4.  OK, but where do I actually put my money?  Well, that’s where the Fact and Speculation comes in.

Investment Science Fact:

Unless you plan to spend enough time to be an expert at investments, stick with mutual funds or the very similar ETFs (Exchange Traded Funds).  But then you’ll have to choose: index fund or managed fund?

University-based economists have been studying investment funds for many years, and they find that almost all managed mutual funds do worse than the index they are trying to beat.  Moreover, if you identify a few funds that beat the index, say every year for 5 years, statistically that gives you NO assurance that those same funds will beat the index in the coming 5 years.

If you distribute your money among index funds, you’ll sleep well at night, ignore the “chatter” in the newspapers, and come out ahead in the long run.  A good recent guide is Mike Piper’s Investing Made Simple.

Investment Science Speculation:

But you’ll find passionate advocates for “picking” — picking a winning stock, picking a winning mutual fund manager, picking an upcoming industry group, picking when to buy or sell (“market timing”).  This wishful thinking says don’t bother me with the facts, I’ll find a winner and invest with them.  There’s a great book by Hebner and Markowitz that exposes the fallacies of trying to pick a winner, trying to be smarter than everyone else in the market — but some folks just won’t be convinced!

Let’s recognize that for some people, the chance of a big win, the chance to guess right, is worth the price of losing all the wrong picks.  Your friend will tell you quickly enough about the stocks he bought that went up, but he probably honestly doesn’t remember about all the ones that totaled up small losses.

But who among us is immune to the joy of the lottery win?  So one way to straddle the fence is to decide on some portion — say 10% or 15% — of your investments that you will use to speculate, to follow logic or a hunch to buy a particular stock or a particular mutual fund.  Then if you win, you can feel great about it, and if you lose, you won’t lose everything.
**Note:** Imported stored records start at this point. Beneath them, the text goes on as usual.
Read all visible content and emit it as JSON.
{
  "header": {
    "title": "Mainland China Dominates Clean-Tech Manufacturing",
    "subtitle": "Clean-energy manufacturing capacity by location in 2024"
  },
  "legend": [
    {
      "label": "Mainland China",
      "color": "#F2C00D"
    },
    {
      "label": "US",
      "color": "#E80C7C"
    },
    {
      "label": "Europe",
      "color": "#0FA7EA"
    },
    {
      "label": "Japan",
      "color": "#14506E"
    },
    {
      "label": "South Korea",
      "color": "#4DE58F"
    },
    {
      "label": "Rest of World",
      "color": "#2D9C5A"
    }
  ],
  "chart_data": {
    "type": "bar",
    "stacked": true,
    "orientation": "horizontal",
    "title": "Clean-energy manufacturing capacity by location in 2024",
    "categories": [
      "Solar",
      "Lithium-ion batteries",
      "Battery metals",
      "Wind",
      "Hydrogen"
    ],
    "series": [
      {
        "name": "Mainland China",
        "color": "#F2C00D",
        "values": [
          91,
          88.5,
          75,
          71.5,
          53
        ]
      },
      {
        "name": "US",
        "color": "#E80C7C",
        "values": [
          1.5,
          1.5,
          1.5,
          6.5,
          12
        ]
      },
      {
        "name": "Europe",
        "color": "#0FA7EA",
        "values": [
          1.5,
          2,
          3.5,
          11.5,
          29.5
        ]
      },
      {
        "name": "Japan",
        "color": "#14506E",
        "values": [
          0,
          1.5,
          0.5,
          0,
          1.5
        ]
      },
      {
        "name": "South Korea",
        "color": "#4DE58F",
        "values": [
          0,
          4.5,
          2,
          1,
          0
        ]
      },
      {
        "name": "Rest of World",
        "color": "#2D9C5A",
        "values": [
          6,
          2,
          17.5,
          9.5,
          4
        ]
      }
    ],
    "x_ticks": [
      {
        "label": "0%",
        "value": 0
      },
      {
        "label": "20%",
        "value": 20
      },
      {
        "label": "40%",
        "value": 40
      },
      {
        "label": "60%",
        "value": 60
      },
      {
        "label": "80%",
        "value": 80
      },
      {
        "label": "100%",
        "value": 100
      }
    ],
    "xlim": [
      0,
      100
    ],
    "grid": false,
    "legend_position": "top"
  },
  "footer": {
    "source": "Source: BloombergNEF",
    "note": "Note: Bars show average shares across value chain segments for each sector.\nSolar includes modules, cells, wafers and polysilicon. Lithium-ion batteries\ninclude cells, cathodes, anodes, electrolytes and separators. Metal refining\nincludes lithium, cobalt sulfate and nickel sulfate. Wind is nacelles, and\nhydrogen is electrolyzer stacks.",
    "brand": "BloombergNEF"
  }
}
Do you follow Investment Fact or Investment Speculation?  Or have you found a happy middle ground?  Tell us!

Comments

Investment Fact, Investment Speculation — 4 Comments

  1. I found the investment part very interesting and already sent its contents to my two sons who are in the beginning of their careers. Fortunately they have taken the advice to put money into IRA and 401 K plans 🙂
    Metin

    The other articles are very interesting too!
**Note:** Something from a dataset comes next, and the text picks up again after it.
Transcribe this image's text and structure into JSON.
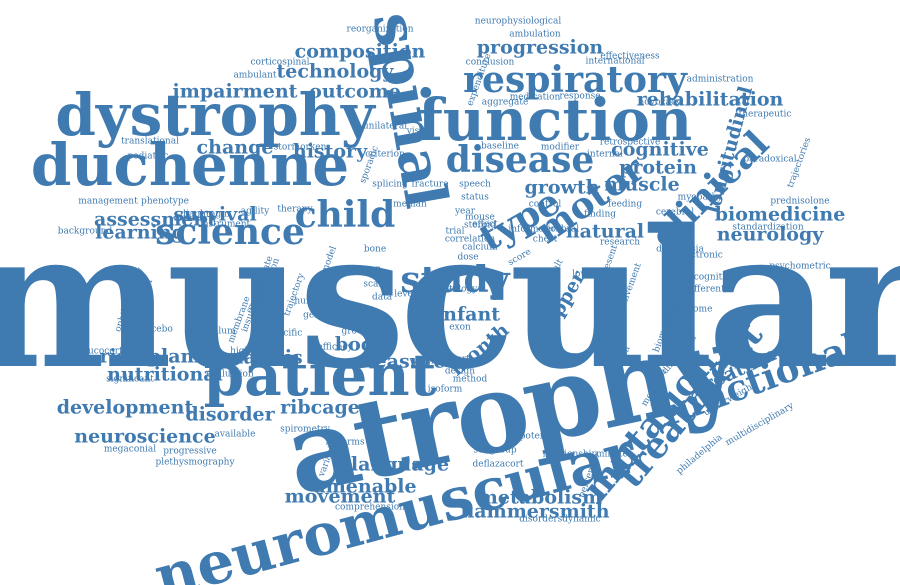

  2. Art, love your new site and wish you well with the project !
    As for investments, you and I have touched base on this last year.
    I’m talking 3 Dimensional printing or additive manufacturing. This technology is growing leaps and bounds. Reminds me where desk top computers were in the mid ’80s. Big names (GE) are jumping into the scenario and I believe there is serious money to be made. Remember when Apple could be had @ $35/shr. DDD and SSYS is where it’s happening. Still time to get on board for the ride. Also, the Motley Fool guys is a great source for info.

    • Hi Joe,
      And thanks for weighing in on the investment area! And I absolutely agree, 3 dimensional printing will be big, bigger than we can imagine today. And it’s certainly true that if you’re smarter or luckier than the other guy, you can do better with individual stocks than any combination of stocks.
      However, I’ll tell you a story.
      I read a study of the early days of electrical power distribution, 100 years ago. That was a time you could have invested a day’s pay in GE or Westinghouse and 15 years later, sold it and retired to a mansion with a yacht.
      The study said, what if we bought shares in every company that was offering electrical power distribution? And they found that most of the shares became worthless, but of course the winners did very well. And the upshot? About the same as investing in the total stock market.
      So it’s great to invest in a new technology, as long as you can pick the winners! I say, good luck and happy hunting! – Art

      • Art, thanks for your response. Your support of 3 Dimensional Printing is very positive for this technology. I have been following the subject since May, 2012 and convinced we are on the cusp of revolutionary change in USA manufacturing.